The William Monk Mysteries_ The First Three Novels - Anne Perry [40]
Monk was taken aback; he had not deliberately intended offense, simply to uncover a truth. Such sensibilities were peripheral, and he thought a rather silly indulgence now.
Lovel saw his irritation and mistook it for a failure to understand. “Mr. Monk, a married woman does not own anything to dispose of—to a brother-in-law or anyone else.”
Monk blushed for making a fool of himself, and for the patronage in Lovel’s manner. When reminded, of course he knew the law. Even Rosamond’s personal jewelry was not hers in law. If Lovel said she was not to give it away, then she could not. Not that he had any doubt, from the catch in her speech and the flicker of her eyes, that she had done so.
He had no desire to betray her; the knowledge was all he wanted. He bit back the reply he wished to make.
“I did not intend to suggest anything done without your permission, my lord, simply a gesture of kindness on Lady Shelburne’s part.”
Lovel opened his mouth to retort, then changed his mind and looked out of the window again, his face tight, his shoulders broad and stiff.
“Did the war affect Major Grey deeply?” Monk turned back to Rosamond.

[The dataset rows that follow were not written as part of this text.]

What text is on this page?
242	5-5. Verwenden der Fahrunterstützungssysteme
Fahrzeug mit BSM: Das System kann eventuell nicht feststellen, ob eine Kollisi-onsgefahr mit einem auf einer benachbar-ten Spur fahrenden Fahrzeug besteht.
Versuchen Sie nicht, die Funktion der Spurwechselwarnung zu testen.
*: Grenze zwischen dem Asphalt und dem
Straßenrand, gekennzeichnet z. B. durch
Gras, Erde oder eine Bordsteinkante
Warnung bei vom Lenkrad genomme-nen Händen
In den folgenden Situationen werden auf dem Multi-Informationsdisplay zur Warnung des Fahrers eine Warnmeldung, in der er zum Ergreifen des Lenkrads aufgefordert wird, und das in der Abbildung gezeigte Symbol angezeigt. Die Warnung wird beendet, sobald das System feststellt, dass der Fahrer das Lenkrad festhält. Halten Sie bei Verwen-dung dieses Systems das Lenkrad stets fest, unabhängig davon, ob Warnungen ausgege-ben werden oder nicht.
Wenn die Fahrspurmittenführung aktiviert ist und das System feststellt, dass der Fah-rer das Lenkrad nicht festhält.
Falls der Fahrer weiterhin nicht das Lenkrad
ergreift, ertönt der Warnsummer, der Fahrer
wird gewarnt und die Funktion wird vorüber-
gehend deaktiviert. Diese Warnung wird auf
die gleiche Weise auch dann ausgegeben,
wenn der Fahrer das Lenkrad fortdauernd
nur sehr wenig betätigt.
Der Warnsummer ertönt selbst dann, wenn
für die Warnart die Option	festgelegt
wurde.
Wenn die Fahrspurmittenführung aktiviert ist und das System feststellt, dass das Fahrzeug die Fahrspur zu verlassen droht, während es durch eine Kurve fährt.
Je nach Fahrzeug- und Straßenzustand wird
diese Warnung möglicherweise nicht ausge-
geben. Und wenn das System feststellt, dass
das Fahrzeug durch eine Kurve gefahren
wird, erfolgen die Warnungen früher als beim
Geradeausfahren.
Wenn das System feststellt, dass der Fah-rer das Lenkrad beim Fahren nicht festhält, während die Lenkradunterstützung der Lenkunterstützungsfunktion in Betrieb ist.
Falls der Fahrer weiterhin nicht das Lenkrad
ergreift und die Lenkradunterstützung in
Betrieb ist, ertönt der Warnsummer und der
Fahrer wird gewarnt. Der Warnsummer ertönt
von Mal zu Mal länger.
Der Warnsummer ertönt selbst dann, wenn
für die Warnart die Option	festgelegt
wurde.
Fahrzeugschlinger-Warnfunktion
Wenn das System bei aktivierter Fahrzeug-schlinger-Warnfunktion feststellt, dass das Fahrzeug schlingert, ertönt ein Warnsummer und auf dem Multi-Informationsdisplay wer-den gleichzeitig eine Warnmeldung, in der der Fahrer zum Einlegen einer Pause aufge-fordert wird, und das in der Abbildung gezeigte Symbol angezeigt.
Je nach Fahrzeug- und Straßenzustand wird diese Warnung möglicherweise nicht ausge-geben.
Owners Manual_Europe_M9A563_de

“Oh yes!” For a moment there was intense feeling in her, then she recalled the circumstances and struggled to control herself. Had she not been as schooled in the privileges and the duties of a lady she would have wept. “Yes,” she said again. “Yes, although he mastered it with great courage. It was not many months before he began to be his old self—most of the time. He would play the piano, and sing for us sometimes.” Her eyes looked beyond Monk to some past place in her own mind. “And he still told us funny stories and made us laugh. But there were occasions when he would think of the men who died, and I suppose his own suffering as well.”
Monk was gathering an increasingly sharp picture of Joscelin Grey: a dashing young officer, easy mannered, perhaps a trifle callow; then through experience of war with its blood and pain, and for him an entirely new kind of responsibility, returning home determined to resume as much of the old life as possible; a youngest son with little money but great charm, and a degree of courage.
He had not seemed like a man to make enemies through wronging anyone—but it did not need a leap of imagination to conceive that he might have earned a jealousy powerful enough to have ended in murder. All that was needed for that might lie within this lovely room with its tapestries and its view of the parkland.
“Thank you, Lady Shelburne,” he said formally. “You have given me a much clearer picture of him than I had. I am most grateful.” He turned to Lovel. “Thank you, my lord. If I might speak with Mr. Menard Grey—”
“He is out,” Lovel replied flatly. “He went to see one of the tenant farmers, and I don’t know which so there is no point in your traipsing around looking. Anyway, you are looking for who murdered Joscelin, not writing an obituary!”
“I don’t think the obituary is finished until it contains the answer,” Monk replied, meeting his eyes with a straight, challenging stare.
“Then get on with it!” Lovel snapped. “Don’t stand here in the sun—get out and do something useful.”
Monk left without speaking and closed the withdrawing room door behind him. In the hall a footman was awaiting discreetly to show him out—or perhaps to make sure that he left without pocketing the silver card tray on the hall table, or the ivory-handled letter opener.
The weather had changed dramatically; from nowhere a swift overcast had brought a squall, the first heavy drops beginning even as he left.
He was outside, walking towards the main drive through the clearing rain, when quite by chance he met the last member of the family. He saw her coming towards him briskly, whisking her skirts out of the way of a stray bramble trailing onto the narrower path. She was reminiscent of Fabia Shelburne in age and dress, but without the brittle glamour. This woman’s nose was longer, her hair wilder, and she could never have been a beauty, even forty years ago.